Based on history then, curtailing immigration does not seem like a great idea, at least in terms of its aggregate implications. Historical work provides one additional reason to rethink immigration restrictions: the effects of immigration in the long-run appear to be overwhelmingly positive. Sequeira, Nunn and Qian (2020) quantify the exposure of US counties to immigration between 1850 and 1920. Counties that were connected to the expanding railroad system in decades that saw higher outflows of immigrants from Europe were more likely to receive a larger number of immigrants. Those counties experienced greater industrialization and higher productivity that affected their growth trajectory for up to 100 years. In 2000 the population of those counties was richer, more urban, and more educated. This did not come at the expense of lower social capital, or higher crime rates, negative outcomes often associated with ethnic diversity.

Despite the predominantly positive effects of immigration, backlash against it has been as intense in the historical past as it is today.

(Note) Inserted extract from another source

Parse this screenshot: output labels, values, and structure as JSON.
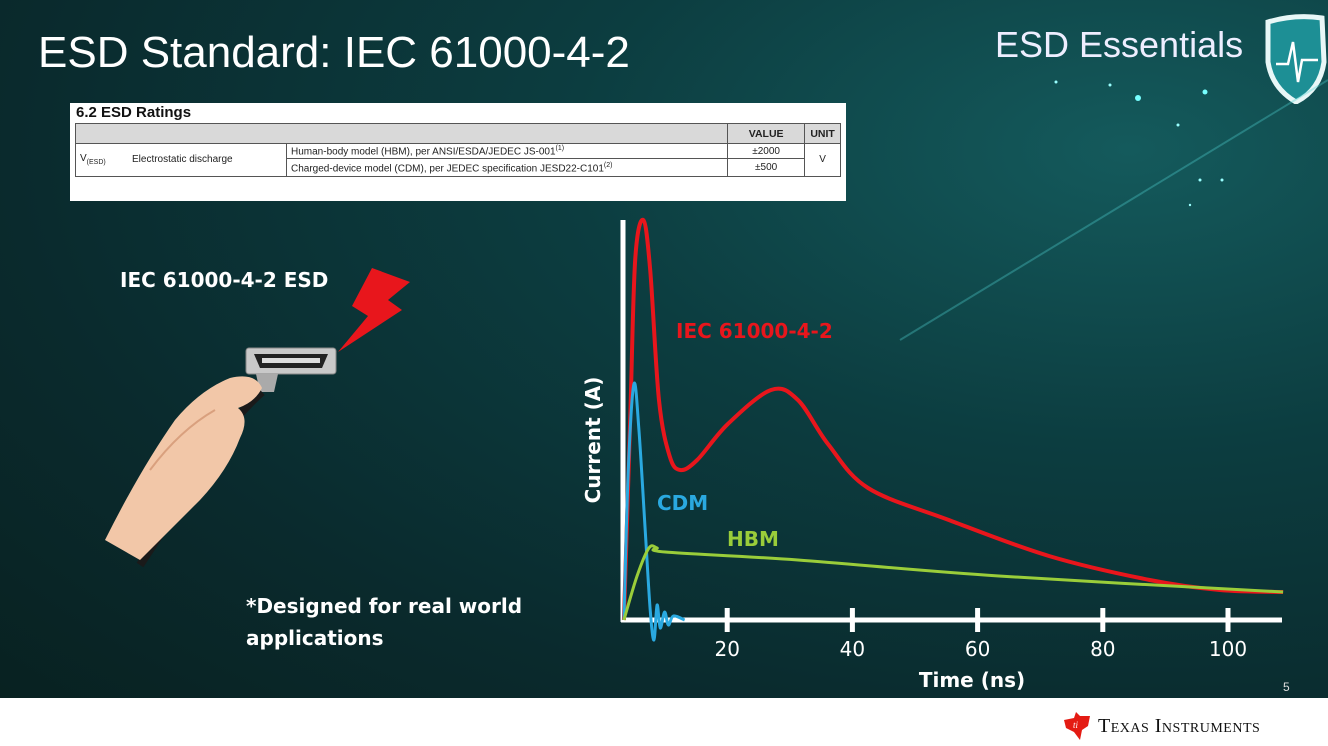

One might think that was primarily motivated by the short-run negative economic effects of immigration on segments of the native population, and there is clearly some truth to that (see, for instance, this recent working paper by Alsan, Eriksson and Niemesh on the success of the Know-Nothing party). Yet historically, like today, cultural and social considerations were equally, if not more important. Tabellini (2020) shows that, while Catholic and Protestant immigrants had very similar – and largely positive – effects on the economy of US cities, only the former provoked intense political reactions. Catholic and Jewish immigration led to curtailing of redistributive policies, election of more conservative legislators, and more support for immigration restriction. This finding is not context-specific – much work in political science today confirms that, when it comes to attitudes towards immigrants, cultural factors trump economic ones. Native populations are averse to newcomers, especially when those are culturally and religiously different.

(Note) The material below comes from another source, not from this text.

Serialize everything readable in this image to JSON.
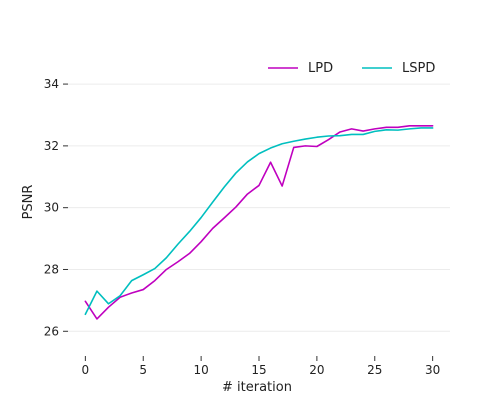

So, what lessons can we draw for today’s public policy debates? Clearly, the answer is complicated by the fact that policy agendas on immigration are mainly dictated by the power of different groups and politicians’ incentives for re-election. But all the aforementioned studies provide a hypothetical social planner with crucial information for policy design.

One insight that emerges is that policies targeted at mitigating negative reactions to social and cultural diversity can be fruitful. Research suggests that sustained interactions between different groups in positive contexts can lower hostility, which points to the importance of housing policies and residential integration. Perhaps the clearest lesson is that immigration, like trade, grows the aggregate pie. Public policy debate may need to move away from immigration restriction to protect group-specific interests to assessing redistributive strategies that ensure everyone participates in the aggregate gains.